Vince Vendola, in Puglia con un distacco maggiore che a Trani. Nonostante la scarsa affluenza, parliamo del 58,7%, il presidente riconfermato della Regione Puglia a Trani raccoglie il 45,8% delle preferenze, poco meno che a livello regionale dove ha raggiunto il 47,7%. Palese a Trani ha raggiunto 45,2% (42,2% complessivi) la Poli Bortone 8,6% (8,6% a livello regionale) e Rizzi che va poco oltre lo 0,3%. Molti i voti disgiunti, quasi tutti a favore di Vendola. Si conferma leader capace di attrarre preferenze anche sull'elettorato di destra. Un dato che chiarisce questo aspetto: la percentuale della coalizione di centrodestra (voti alle liste) è superiore di 3 punti percentuali rispetto ai voti dati a Palese. Anche il voto ai centristi ha registrato una forte discrepanza tra voti alle liste e quelli al candidato presidente (la Poli Bortone): 11,5% alle liste, 8,5 al candidato presidente. Ultimo dato: Vendola ha preso 2.000 voti in più della sua coalizione.
Disperso il voto tranese. Il partito più suffragato è il Pdl (35%) , seguito da Sinistra Ecologia e Libertà (12%) e Pd (11%), Udc (10%) e a sorpresa la Federazione Sinistra Verdi (8,6%) leggermente avanti a La Puglia prima di tutto (8,5%).

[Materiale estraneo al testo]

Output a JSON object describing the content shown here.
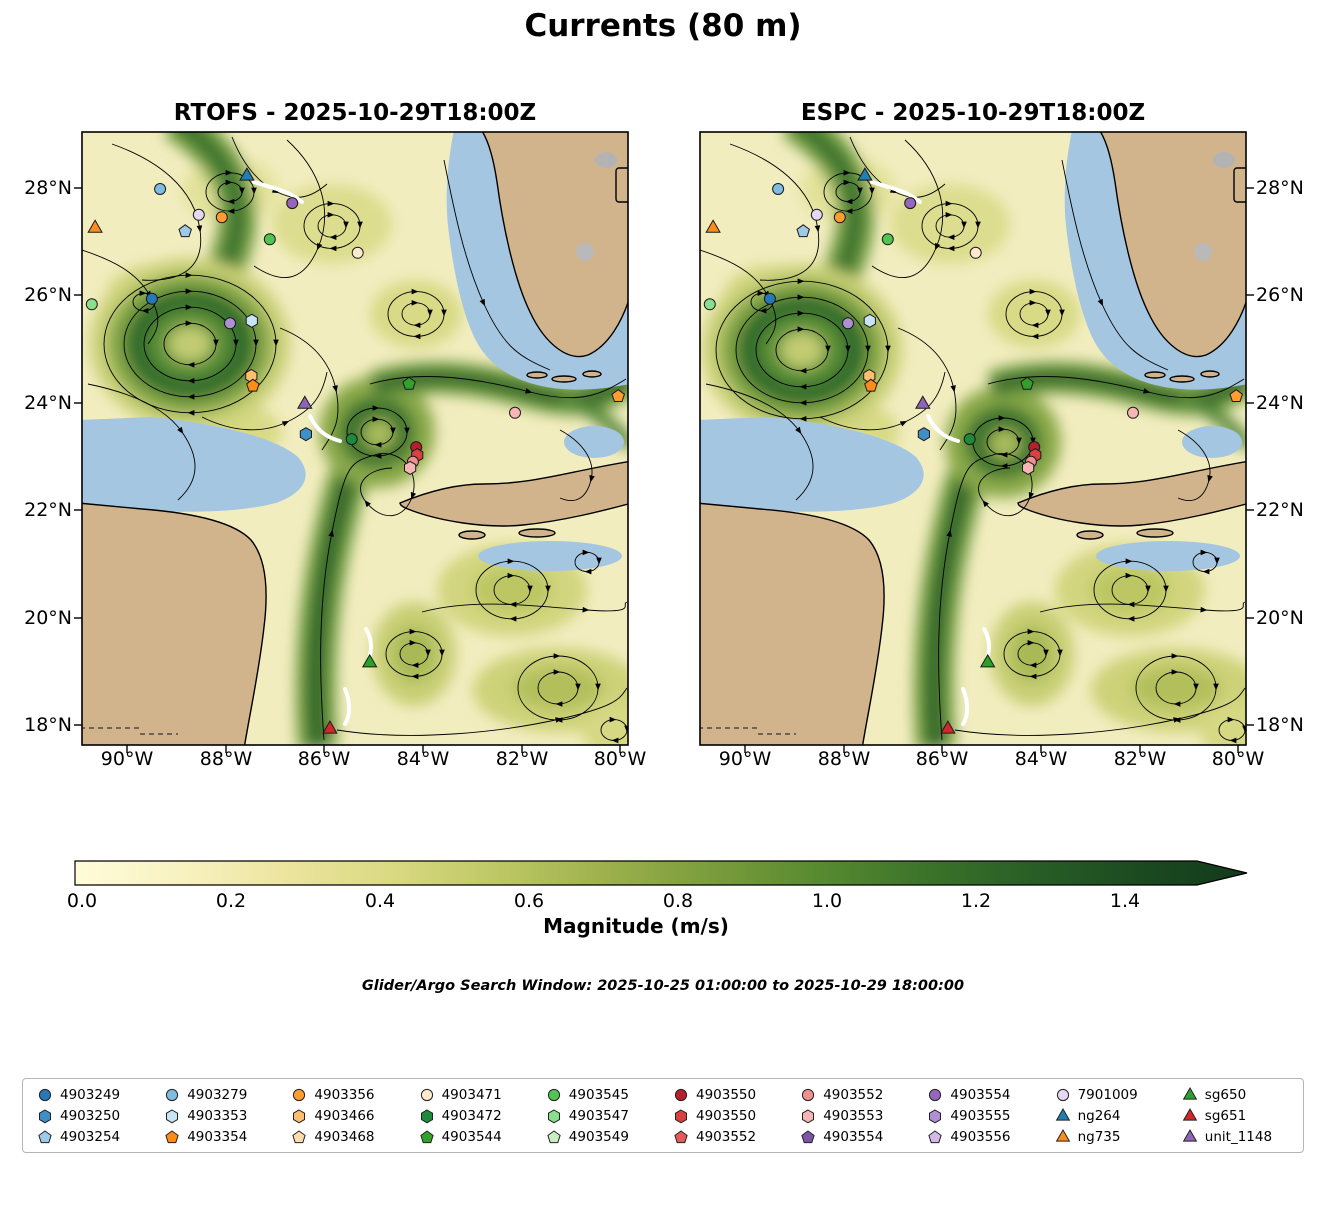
{
  "figure": {
    "title": "Currents (80 m)",
    "search_window": "Glider/Argo Search Window: 2025-10-25 01:00:00 to 2025-10-29 18:00:00"
  },
  "chart_data": {
    "type": "heatmap",
    "title": "Currents (80 m)",
    "description": "Side-by-side ocean current magnitude maps with streamlines over the Gulf of Mexico comparing two models, with Argo float and glider positions overlaid",
    "subplots": [
      {
        "model": "RTOFS",
        "valid_time": "2025-10-29T18:00Z",
        "title": "RTOFS - 2025-10-29T18:00Z"
      },
      {
        "model": "ESPC",
        "valid_time": "2025-10-29T18:00Z",
        "title": "ESPC - 2025-10-29T18:00Z"
      }
    ],
    "x_axis": {
      "ticks": [
        "90°W",
        "88°W",
        "86°W",
        "84°W",
        "82°W",
        "80°W"
      ]
    },
    "y_axis": {
      "ticks": [
        "28°N",
        "26°N",
        "24°N",
        "22°N",
        "20°N",
        "18°N"
      ]
    },
    "colorbar": {
      "label": "Magnitude (m/s)",
      "ticks": [
        "0.0",
        "0.2",
        "0.4",
        "0.6",
        "0.8",
        "1.0",
        "1.2",
        "1.4"
      ],
      "vmin": 0.0,
      "vmax": 1.5,
      "extend": "max",
      "colors": [
        "#fffcda",
        "#f8f2c0",
        "#ece49e",
        "#d9d981",
        "#bcc763",
        "#9cb04c",
        "#799c3c",
        "#578a30",
        "#3b7329",
        "#285e26",
        "#1b4a20",
        "#123a1b"
      ]
    },
    "platform_markers": [
      {
        "id": "ng264",
        "shape": "triangle",
        "color": "#1f7fb4",
        "fx": 0.302,
        "fy": 0.072
      },
      {
        "id": "ng735",
        "shape": "triangle",
        "color": "#ff8c1a",
        "fx": 0.024,
        "fy": 0.157
      },
      {
        "id": "4903279",
        "shape": "circle",
        "color": "#7fbde0",
        "fx": 0.143,
        "fy": 0.093
      },
      {
        "id": "7901009",
        "shape": "circle",
        "color": "#e6d7f2",
        "fx": 0.214,
        "fy": 0.135
      },
      {
        "id": "4903254",
        "shape": "pentagon",
        "color": "#9ecae8",
        "fx": 0.189,
        "fy": 0.162
      },
      {
        "id": "4903356",
        "shape": "circle",
        "color": "#ff9e2e",
        "fx": 0.256,
        "fy": 0.139
      },
      {
        "id": "4903554",
        "shape": "circle",
        "color": "#9467bd",
        "fx": 0.385,
        "fy": 0.116
      },
      {
        "id": "4903545",
        "shape": "circle",
        "color": "#52c452",
        "fx": 0.344,
        "fy": 0.175
      },
      {
        "id": "4903471",
        "shape": "circle",
        "color": "#ffe9cf",
        "fx": 0.505,
        "fy": 0.197
      },
      {
        "id": "4903547",
        "shape": "circle",
        "color": "#8ae08a",
        "fx": 0.018,
        "fy": 0.281
      },
      {
        "id": "4903249",
        "shape": "circle",
        "color": "#2878b8",
        "fx": 0.128,
        "fy": 0.272
      },
      {
        "id": "4903555",
        "shape": "circle",
        "color": "#b08fd4",
        "fx": 0.271,
        "fy": 0.312
      },
      {
        "id": "4903353",
        "shape": "hexagon",
        "color": "#c9e4f2",
        "fx": 0.311,
        "fy": 0.308
      },
      {
        "id": "4903466",
        "shape": "hexagon",
        "color": "#fdbf6f",
        "fx": 0.31,
        "fy": 0.398
      },
      {
        "id": "4903354",
        "shape": "pentagon",
        "color": "#ff8c1a",
        "fx": 0.313,
        "fy": 0.414
      },
      {
        "id": "4903544",
        "shape": "pentagon",
        "color": "#33a02c",
        "fx": 0.599,
        "fy": 0.411
      },
      {
        "id": "4903553",
        "shape": "circle",
        "color": "#f7b6b6",
        "fx": 0.793,
        "fy": 0.458
      },
      {
        "id": "4903552",
        "shape": "pentagon",
        "color": "#ff9e2e",
        "fx": 0.982,
        "fy": 0.431
      },
      {
        "id": "unit_1148",
        "shape": "triangle",
        "color": "#8e63b8",
        "fx": 0.408,
        "fy": 0.444
      },
      {
        "id": "4903250",
        "shape": "hexagon",
        "color": "#3f8fc6",
        "fx": 0.41,
        "fy": 0.493
      },
      {
        "id": "4903472",
        "shape": "circle",
        "color": "#1e8b3c",
        "fx": 0.494,
        "fy": 0.501
      },
      {
        "id": "4903550",
        "shape": "circle",
        "color": "#b81f2d",
        "fx": 0.612,
        "fy": 0.514
      },
      {
        "id": "4903550",
        "shape": "hexagon",
        "color": "#d94040",
        "fx": 0.614,
        "fy": 0.527
      },
      {
        "id": "4903552",
        "shape": "circle",
        "color": "#f09090",
        "fx": 0.606,
        "fy": 0.538
      },
      {
        "id": "4903553",
        "shape": "hexagon",
        "color": "#f7b6b6",
        "fx": 0.601,
        "fy": 0.548
      },
      {
        "id": "sg650",
        "shape": "triangle",
        "color": "#2ca02c",
        "fx": 0.527,
        "fy": 0.866
      },
      {
        "id": "sg651",
        "shape": "triangle",
        "color": "#d62728",
        "fx": 0.454,
        "fy": 0.974
      }
    ]
  },
  "legend": {
    "entries": [
      {
        "label": "4903249",
        "shape": "circle",
        "color": "#2878b8"
      },
      {
        "label": "4903250",
        "shape": "hexagon",
        "color": "#3f8fc6"
      },
      {
        "label": "4903254",
        "shape": "pentagon",
        "color": "#9ecae8"
      },
      {
        "label": "4903279",
        "shape": "circle",
        "color": "#7fbde0"
      },
      {
        "label": "4903353",
        "shape": "hexagon",
        "color": "#c9e4f2"
      },
      {
        "label": "4903354",
        "shape": "pentagon",
        "color": "#ff8c1a"
      },
      {
        "label": "4903356",
        "shape": "circle",
        "color": "#ff9e2e"
      },
      {
        "label": "4903466",
        "shape": "hexagon",
        "color": "#fdbf6f"
      },
      {
        "label": "4903468",
        "shape": "pentagon",
        "color": "#fedcad"
      },
      {
        "label": "4903471",
        "shape": "circle",
        "color": "#ffe9cf"
      },
      {
        "label": "4903472",
        "shape": "hexagon",
        "color": "#1e8b3c"
      },
      {
        "label": "4903544",
        "shape": "pentagon",
        "color": "#33a02c"
      },
      {
        "label": "4903545",
        "shape": "circle",
        "color": "#52c452"
      },
      {
        "label": "4903547",
        "shape": "hexagon",
        "color": "#8ae08a"
      },
      {
        "label": "4903549",
        "shape": "pentagon",
        "color": "#c9efc0"
      },
      {
        "label": "4903550",
        "shape": "circle",
        "color": "#b81f2d"
      },
      {
        "label": "4903550",
        "shape": "hexagon",
        "color": "#d94040"
      },
      {
        "label": "4903552",
        "shape": "pentagon",
        "color": "#e25c5c"
      },
      {
        "label": "4903552",
        "shape": "circle",
        "color": "#f09090"
      },
      {
        "label": "4903553",
        "shape": "hexagon",
        "color": "#f7b6b6"
      },
      {
        "label": "4903554",
        "shape": "pentagon",
        "color": "#7d54a8"
      },
      {
        "label": "4903554",
        "shape": "circle",
        "color": "#9467bd"
      },
      {
        "label": "4903555",
        "shape": "hexagon",
        "color": "#b08fd4"
      },
      {
        "label": "4903556",
        "shape": "pentagon",
        "color": "#d4b9e8"
      },
      {
        "label": "7901009",
        "shape": "circle",
        "color": "#e6d7f2"
      },
      {
        "label": "ng264",
        "shape": "triangle",
        "color": "#1f7fb4"
      },
      {
        "label": "ng735",
        "shape": "triangle",
        "color": "#ff8c1a"
      },
      {
        "label": "sg650",
        "shape": "triangle",
        "color": "#2ca02c"
      },
      {
        "label": "sg651",
        "shape": "triangle",
        "color": "#d62728"
      },
      {
        "label": "unit_1148",
        "shape": "triangle",
        "color": "#8e63b8"
      }
    ]
  }
}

Il più suffragato a Trani è Rino Savino (Pdl) seguito a ruota da Felice Di Lernia (Sel) e Carlo Laurora (Udc). Molti i voti "dispersi" Molte preferenze a candidati di altre città, Nino Marmo va verso la riconferma, così Pina Marmo, ma è ancora presto per capire quali candidati della Bat andranno ad occupare le 5 poltrone di consigliere regionale che spetterebbero alla nostra provincia.
Il centrodestra non ha più la maggioranza a Trani, raccogliendo con le sue liste il 48,5% dei voti. L'Udc si pone come ago della bilancia con il 10% dei voti, e il centrosinistra sale al 40%, nettamente migliorato rispetto alle provinciali.